Die SZ reiht sich übergangslos in das korrumierte System ein: Alles ist kaufbar: Nach FDP und CSU nun auch App-Bewertungen

Bild von Gast

Ich halte die SZ für eine noch relativ gute Zeitung. Aber das geht leider gar nicht. Enttäuschend.

Bild von Mr.Q

So schwer das auch fällt: diesen Fauxpas sollte man klar von dem hervorragenden journalistischen Inhalt trennen. Wer von seiner guten Arbeit überzeugt ist, hat sowas eigentlich nicht nötig – trotzdem, ein paar Lorbeeren sind jetzt erheblich geknickt...

Bild von Whistler

Wieso die Aufregung eigentlich wiessen es doch alle das alles und Jeder seinen Preis hat.
Politiker Parteien Zeitungen Journalisten USW.
Jeder der Viel Geld zur Verfügung hat wird es auch für irgendetwas ausgeben.

Bild von Gast

Nun, Social Media Marketing ist nicht Werbung (siehe auch: http://blog.werbeplanung.at/stories/5995563/). 93% der Social Media User denken, dass ein Unternehmen eine Social Media Präsenz haben sollte und 85% denken, es sollte in Social Media auch interagieren (Cone, Business in Social Media Study, 2008).

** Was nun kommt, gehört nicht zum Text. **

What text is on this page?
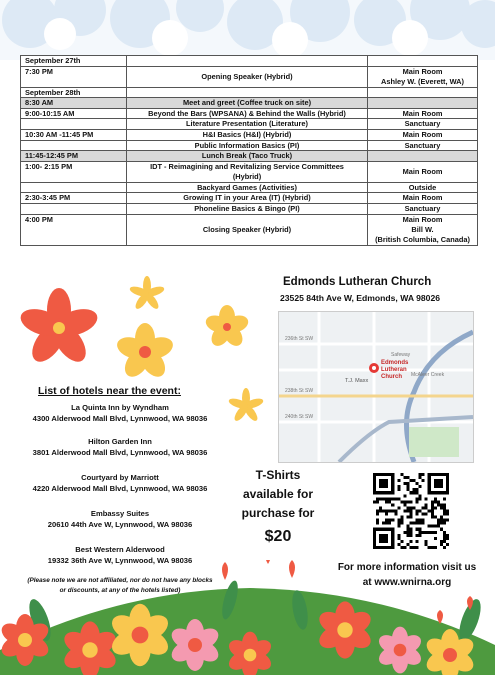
September 27th	

7:30 PM	Opening Speaker (Hybrid)	Main Room
Ashley W. (Everett, WA)

September 28th	

8:30 AM	Meet and greet (Coffee truck on site)	

9:00-10:15 AM	Beyond the Bars (WPSANA) & Behind the Walls (Hybrid)	Main Room

	Literature Presentation (Literature)	Sanctuary

10:30 AM -11:45 PM	H&I Basics (H&I) (Hybrid)	Main Room

	Public Information Basics (PI)	Sanctuary

11:45-12:45 PM	Lunch Break (Taco Truck)	

1:00- 2:15 PM	IDT - Reimagining and Revitalizing Service Committees
(Hybrid)	Main Room

	Backyard Games (Activities)	Outside

2:30-3:45 PM	Growing IT in your Area (IT) (Hybrid)	Main Room

	Phoneline Basics & Bingo (PI)	Sanctuary

4:00 PM	Closing Speaker (Hybrid)	Main Room
Bill W.
(British Columbia, Canada)
Edmonds Lutheran Church
23525 84th Ave W, Edmonds, WA 98026
Edmonds Lutheran Church
T.J. Maxx
236th St SW
238th St SW
240th St SW
McAleer Creek
Safeway
List of hotels near the event:
La Quinta Inn by Wyndham
4300 Alderwood Mall Blvd, Lynnwood, WA 98036
Hilton Garden Inn
3801 Alderwood Mall Blvd, Lynnwood, WA 98036
Courtyard by Marriott
4220 Alderwood Mall Blvd, Lynnwood, WA 98036
Embassy Suites
20610 44th Ave W, Lynnwood, WA 98036
Best Western Alderwood
19332 36th Ave W, Lynnwood, WA 98036
(Please note we are not affiliated, nor do not have any blocks
or discounts, at any of the hotels listed)
T-Shirts
available for
purchase for
$20
For more information visit us
at www.wnirna.org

Allerdings nicht auf werbliche Art sondern im Rahmen der Konsumenteninformation, Öffentlichkeitsarbeit, Public Relations und allenfalls des Lobbying. Erwünscht sind Informationen, Interaktion und Abbildung von Kommunikationsprozessen. Beispielsweise wird die Verlagerung von Kundenservice-Prozessen in Social Media von den Konsumenten durchaus sehr positiv aufgenommen. Social Media ist also kein Werbekanal, sondern ein neues Kommunikationsphänomen, dessen Marketingeinsatz Strategie und Konzept voraussetzt.

Bild von Gast

Wie findest Apple dies eigentlich?
Ist ja eigentlich Betrug. Werden jetzt betrügerische Apps zugelassen? ;)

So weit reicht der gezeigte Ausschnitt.